Since then, we know is that Todd Carney had been with Watts at a bar owned by club "identity" John Ibrahim. If Carney was drinking more than mineral water whatever shreds of credibility he has left will surely vanish.
This is the same Todd Carney who told David Gallop less than two weeks ago he was off the grog and attending AA counselling!
There is one common factor with regard to Watts and Carney. Both have serious "form" and were picked up by the Roosters with full knowledge of that "form".
We need to let the courts deal with the Watts issue, but if Carney was out on the drink with him on Saturday night, a couple of questions need to be asked of the Roosters by David Gallop.
The first must surely be this - even though he was out injured why was he in Kings Cross on Saturday night, and not with the team at Blue Tongue stadium at Gosford?
Surely the club's best player would have been a useful PR vehicle at a promotional game in Gosford?
And given his form, why would Noyce and his management team be leaving him to his own devices back in Sydney? And why wasn't Watts in Gosford as well?

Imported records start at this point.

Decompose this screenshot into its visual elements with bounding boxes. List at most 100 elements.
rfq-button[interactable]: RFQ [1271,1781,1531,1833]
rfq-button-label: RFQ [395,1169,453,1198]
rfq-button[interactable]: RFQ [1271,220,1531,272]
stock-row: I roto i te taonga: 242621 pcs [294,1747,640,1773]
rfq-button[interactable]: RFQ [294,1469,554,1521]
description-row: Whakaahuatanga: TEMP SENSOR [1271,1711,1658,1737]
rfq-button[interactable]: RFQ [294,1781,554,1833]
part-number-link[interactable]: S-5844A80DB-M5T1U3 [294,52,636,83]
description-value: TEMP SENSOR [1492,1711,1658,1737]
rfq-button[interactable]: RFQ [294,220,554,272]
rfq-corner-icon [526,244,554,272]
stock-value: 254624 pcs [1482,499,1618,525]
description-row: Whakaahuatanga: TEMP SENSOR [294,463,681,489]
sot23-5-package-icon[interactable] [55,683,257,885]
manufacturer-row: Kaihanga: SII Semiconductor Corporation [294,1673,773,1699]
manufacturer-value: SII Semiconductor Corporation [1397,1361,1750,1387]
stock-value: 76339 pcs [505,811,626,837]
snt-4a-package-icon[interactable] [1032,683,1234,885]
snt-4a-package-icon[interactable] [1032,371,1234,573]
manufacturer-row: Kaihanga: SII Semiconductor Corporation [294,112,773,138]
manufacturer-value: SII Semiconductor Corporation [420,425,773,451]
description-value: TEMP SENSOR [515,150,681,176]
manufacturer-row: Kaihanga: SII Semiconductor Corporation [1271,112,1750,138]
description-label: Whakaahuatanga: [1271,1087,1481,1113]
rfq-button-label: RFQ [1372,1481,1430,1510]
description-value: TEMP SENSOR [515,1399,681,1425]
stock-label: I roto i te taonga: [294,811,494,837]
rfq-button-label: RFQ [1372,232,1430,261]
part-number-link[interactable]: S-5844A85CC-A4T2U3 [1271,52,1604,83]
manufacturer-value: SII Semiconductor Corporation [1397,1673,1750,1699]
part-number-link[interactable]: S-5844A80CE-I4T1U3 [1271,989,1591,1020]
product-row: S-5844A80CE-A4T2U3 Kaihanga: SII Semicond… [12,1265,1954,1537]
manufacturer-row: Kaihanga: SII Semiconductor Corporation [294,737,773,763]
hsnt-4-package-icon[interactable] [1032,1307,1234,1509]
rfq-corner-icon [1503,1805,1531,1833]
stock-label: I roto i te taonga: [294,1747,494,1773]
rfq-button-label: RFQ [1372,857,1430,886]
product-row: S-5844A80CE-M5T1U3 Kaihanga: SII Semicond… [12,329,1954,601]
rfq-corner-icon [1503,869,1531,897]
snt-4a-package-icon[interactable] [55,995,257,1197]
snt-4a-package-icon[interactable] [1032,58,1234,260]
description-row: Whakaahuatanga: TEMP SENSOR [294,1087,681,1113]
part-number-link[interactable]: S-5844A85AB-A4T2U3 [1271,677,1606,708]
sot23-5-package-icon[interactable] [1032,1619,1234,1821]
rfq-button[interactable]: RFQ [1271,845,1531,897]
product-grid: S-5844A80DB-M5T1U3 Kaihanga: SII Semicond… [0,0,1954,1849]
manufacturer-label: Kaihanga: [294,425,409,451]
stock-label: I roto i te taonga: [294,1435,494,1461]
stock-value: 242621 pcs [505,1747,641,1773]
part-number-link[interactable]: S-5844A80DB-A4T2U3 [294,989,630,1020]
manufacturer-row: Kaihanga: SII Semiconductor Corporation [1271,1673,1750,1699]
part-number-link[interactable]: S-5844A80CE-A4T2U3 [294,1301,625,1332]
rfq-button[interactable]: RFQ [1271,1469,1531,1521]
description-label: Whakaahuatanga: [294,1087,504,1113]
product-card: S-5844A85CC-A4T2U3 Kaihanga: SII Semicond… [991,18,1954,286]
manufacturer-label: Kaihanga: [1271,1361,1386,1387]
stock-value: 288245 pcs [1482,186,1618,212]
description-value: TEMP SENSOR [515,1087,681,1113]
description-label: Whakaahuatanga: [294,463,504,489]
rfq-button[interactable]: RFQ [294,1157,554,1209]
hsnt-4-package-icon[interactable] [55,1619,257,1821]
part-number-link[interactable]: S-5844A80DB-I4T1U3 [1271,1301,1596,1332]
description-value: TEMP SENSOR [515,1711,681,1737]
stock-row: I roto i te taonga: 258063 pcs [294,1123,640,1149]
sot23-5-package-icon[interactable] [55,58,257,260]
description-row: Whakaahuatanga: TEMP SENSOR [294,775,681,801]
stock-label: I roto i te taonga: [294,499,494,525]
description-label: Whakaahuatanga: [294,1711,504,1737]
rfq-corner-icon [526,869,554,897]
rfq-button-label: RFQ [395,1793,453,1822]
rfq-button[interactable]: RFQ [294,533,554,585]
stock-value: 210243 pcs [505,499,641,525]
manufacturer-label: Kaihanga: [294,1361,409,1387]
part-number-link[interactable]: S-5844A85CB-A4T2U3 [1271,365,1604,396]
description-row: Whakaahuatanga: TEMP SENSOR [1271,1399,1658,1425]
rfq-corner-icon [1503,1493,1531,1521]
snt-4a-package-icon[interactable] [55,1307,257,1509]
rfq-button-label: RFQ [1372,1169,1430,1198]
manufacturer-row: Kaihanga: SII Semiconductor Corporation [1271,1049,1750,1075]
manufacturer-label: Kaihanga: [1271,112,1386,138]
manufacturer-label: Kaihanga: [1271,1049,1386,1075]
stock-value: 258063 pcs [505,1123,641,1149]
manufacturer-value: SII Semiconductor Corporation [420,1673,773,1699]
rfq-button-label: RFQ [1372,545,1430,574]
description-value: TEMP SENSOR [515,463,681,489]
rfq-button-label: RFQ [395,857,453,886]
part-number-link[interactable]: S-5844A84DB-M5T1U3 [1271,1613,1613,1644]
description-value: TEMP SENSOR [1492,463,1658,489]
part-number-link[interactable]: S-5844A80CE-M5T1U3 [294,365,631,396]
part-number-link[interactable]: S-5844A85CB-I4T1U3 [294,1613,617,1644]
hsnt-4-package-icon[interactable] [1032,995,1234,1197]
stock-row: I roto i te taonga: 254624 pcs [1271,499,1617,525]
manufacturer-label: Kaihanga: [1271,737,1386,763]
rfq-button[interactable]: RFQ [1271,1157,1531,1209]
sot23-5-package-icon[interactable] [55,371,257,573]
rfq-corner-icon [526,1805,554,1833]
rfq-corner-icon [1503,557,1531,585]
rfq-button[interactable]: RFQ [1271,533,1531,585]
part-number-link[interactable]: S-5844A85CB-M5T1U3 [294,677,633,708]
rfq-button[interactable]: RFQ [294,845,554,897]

The Roosters Chairman, Nick Politis, may well be the most powerful man in the game, but the club he runs has frankly become an embarrassment - off the field, and increasingly on the field.
At the weekend, there was media speculation the NRL was considering trying to "poach" the Chief Steward of Racing NSW, Ray Murrihy, to head up its integrity force.
I would be signing up Murrihy today - and put him in charge of the investigation of player behaviour issues as well as the impact on the game of sports betting and the like.
If the game had an integrity chief of the standing of Ray Murrihy, players (and club officials) would soon discover the NRL was serious about player behaviour issues AND protecting its integrity in the face of the growing influence of sports betting on the game.
We also need someone with Murrihy's integrity, and investigative experience, to take the issues relating to player misbehaviour out of the hands of club officials.
The policy of clubs investigating players, especially when they are key players such as Todd Carney, is just not working.
And that is hardly a surprise.
The new commission - if we ever get it - will effectively be running the game on behalf of the 16 clubs.
That will make it even more important for the investigation of behaviour issues to be separated entirely from the clubs.
I don't think we will be able to entice racing's preeminent steward away from his current role, but it is worth a try.
And at the very least he might recommend someone who would fill what may well become the most important role - after that of the CEO - in the NRL.